|
![]() |
This documentation is a quick overview of how to add a new fault-tolerance protocol within ProActive. A more complete version should be released with the version 3.1. If you wish to get more informations, please feel free to send a mail to proactive@objectweb.org.
Fault-tolerance mechanism in ProActive is mainly based on the
org.objectweb.proactive.core.body.ft.protocols.FTManager
class. This class
contains several hooks that are called before and after the main actions of an
active object, e.g. sending or receiving a message, serving a request, etc.
For example, with the Pessimistic Message Logging protocol (PML), messages are
logged just before the delivery of the message to the active
object. Main methods for the FTManager of the PML protocol are then:
/** * Message must be synchronously logged before being delivered. * The LatestRcvdIndex table is updated * @see org.objectweb.proactive.core.body.ft.protocols.FTManager#onDeliverReply(org.objectweb.proactive.core.body.reply.Reply) */ public int onDeliverReply(Reply reply) { // if the ao is recovering, message are not logged if (!this.isRecovering) { try { // log the message this.storage.storeReply(this.ownerID, reply); // update latestIndex table this.updateLatestRvdIndexTable(reply); } catch (RemoteException e) { e.printStackTrace(); } } return 0; } /** * Message must be synchronously logged before being delivered. * The LatestRcvdIndex table is updated * @see org.objectweb.proactive.core.body.ft.protocols.FTManager#onReceiveRequest(org.objectweb.proactive.core.body.request.Request) */ public int onDeliverRequest(Request request) { // if the ao is recovering, message are not logged if (!this.isRecovering) { try { // log the message this.storage.storeRequest(this.ownerID, request); // update latestIndex table this.updateLatestRvdIndexTable(request); } catch (RemoteException e) { e.printStackTrace(); } } return 0; }
The local variable this.storage
is remote reference to the
checkpoint server. The FTManager class contains a reference to each
fault-tolerance server: fault-detector, checkpoint storage and localization
server. Those reference are initialized during the creation of the active
object.
A FTManager must define also a beforeRestartAfterRecovery()

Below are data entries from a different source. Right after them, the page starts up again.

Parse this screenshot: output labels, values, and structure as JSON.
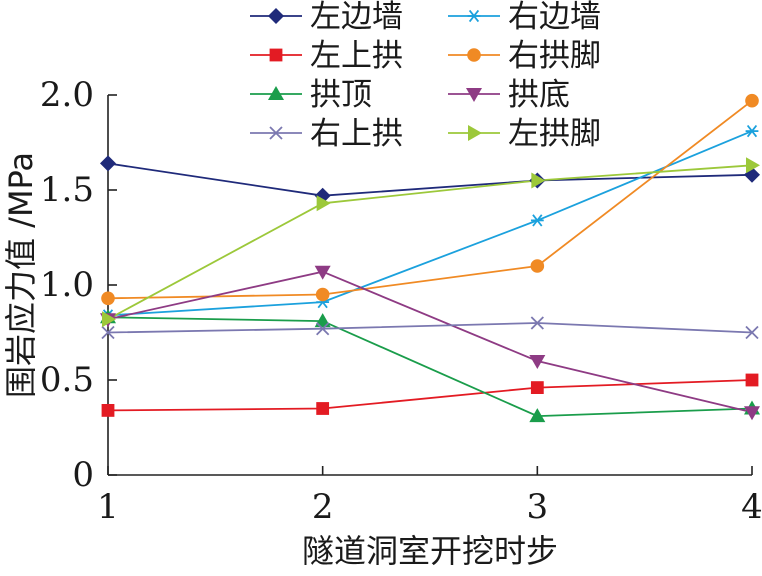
{
  "chart_data": {
    "type": "line",
    "xlabel": "隧道洞室开挖时步",
    "ylabel": "围岩应力值 /MPa",
    "x": [
      1,
      2,
      3,
      4
    ],
    "xlim": [
      1,
      4
    ],
    "ylim": [
      0,
      2.0
    ],
    "x_ticks": [
      "1",
      "2",
      "3",
      "4"
    ],
    "y_ticks": [
      "0",
      "0.5",
      "1.0",
      "1.5",
      "2.0"
    ],
    "y_tick_values": [
      0,
      0.5,
      1.0,
      1.5,
      2.0
    ],
    "grid": false,
    "legend_position": "top",
    "series": [
      {
        "name": "左边墙",
        "color": "#1f2a7a",
        "marker": "diamond",
        "values": [
          1.64,
          1.47,
          1.55,
          1.58
        ]
      },
      {
        "name": "右边墙",
        "color": "#1ba1dd",
        "marker": "asterisk",
        "values": [
          0.84,
          0.91,
          1.34,
          1.81
        ]
      },
      {
        "name": "左上拱",
        "color": "#e31b23",
        "marker": "square",
        "values": [
          0.34,
          0.35,
          0.46,
          0.5
        ]
      },
      {
        "name": "右拱脚",
        "color": "#f08a24",
        "marker": "circle",
        "values": [
          0.93,
          0.95,
          1.1,
          1.97
        ]
      },
      {
        "name": "拱顶",
        "color": "#1a9d4b",
        "marker": "triangle-up",
        "values": [
          0.83,
          0.81,
          0.31,
          0.35
        ]
      },
      {
        "name": "拱底",
        "color": "#8e3b84",
        "marker": "triangle-down",
        "values": [
          0.82,
          1.07,
          0.6,
          0.33
        ]
      },
      {
        "name": "右上拱",
        "color": "#7b78b0",
        "marker": "x",
        "values": [
          0.75,
          0.77,
          0.8,
          0.75
        ]
      },
      {
        "name": "左拱脚",
        "color": "#9cc83a",
        "marker": "triangle-right",
        "values": [
          0.82,
          1.43,
          1.55,
          1.63
        ]
      }
    ]
  }
}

method, which is called when an active object is recovered. This method usually
restore the state of the active object so as to be consistent with the others
active objects of the application.
For example, with the PML protocol, all the messages logged before the failure
must be delivered to the active object. The method
beforeRestartAfterRecovery()
thus looks like:
/** * Message logs are contained in the checkpoint info structure. */ public int beforeRestartAfterRecovery(CheckpointInfo ci, int inc) { // recovery mode: received message no longer logged this.isRecovering = true; //get messages List replies = ci.getReplyLog(); List request = ci.getRequestLog(); // add messages in the body context Iterator itRequest = request.iterator(); BlockingRequestQueue queue = owner.getRequestQueue(); // requests while (itRequest.hasNext()) { queue.add((Request) (itRequest.next())); } // replies Iterator itReplies = replies.iterator(); FuturePool fp = owner.getFuturePool(); try { while (itReplies.hasNext()) { Reply current = (Reply) (itReplies.next()); fp.receiveFutureValue(current.getSequenceNumber(), current.getSourceBodyID(), current.getResult(), current); } } catch (IOException e) { e.printStackTrace(); } // normal mode this.isRecovering = false; // enable communication this.owner.acceptCommunication(); try { // update servers this.location.updateLocation(ownerID, owner.getRemoteAdapter()); this.recovery.updateState(ownerID, RecoveryProcess.RUNNING); } catch (RemoteException e) { logger.error("Unable to connect with location server"); e.printStackTrace(); } return 0; }
The parameter ci
is a
org.objectweb.proactive.core.body.ft.checkpointing.CheckpointInfo
.
This object contains all the informations linked to the checkpoint used for
recovering the active object, and is used to restore its state. The programmer
might defines his own class implementing CheckpointInfo
, to add
needed informations, depending on the protocol.
ProActive include a global server that provide fault detection, active object
localization, resource service and checkpoint storage. For developing a new
fault-tolerance protocol, the programmer might specify the behavior of the
checkpoint storage by extending the class
org.objectweb.proactive.core.body.ft.servers.storage.CheckpointServerImpl
.
For example, only for the PML protocol and not for the CIC protocol, the
checkpoint server must be able to log synchronously messages. The other parts
of the server can be used directly.
To specify the recovery algorithm, the programmer must extends the
org.objectweb.proactive.core.body.ft.servers.recovery.RecoveryProcessImpl
.
In the case of the CIC protocol, all the active object of the application must
recover after one failure, while only the faulty process must restart with the
PML protocol; this specific behavior is coded in the recovery process.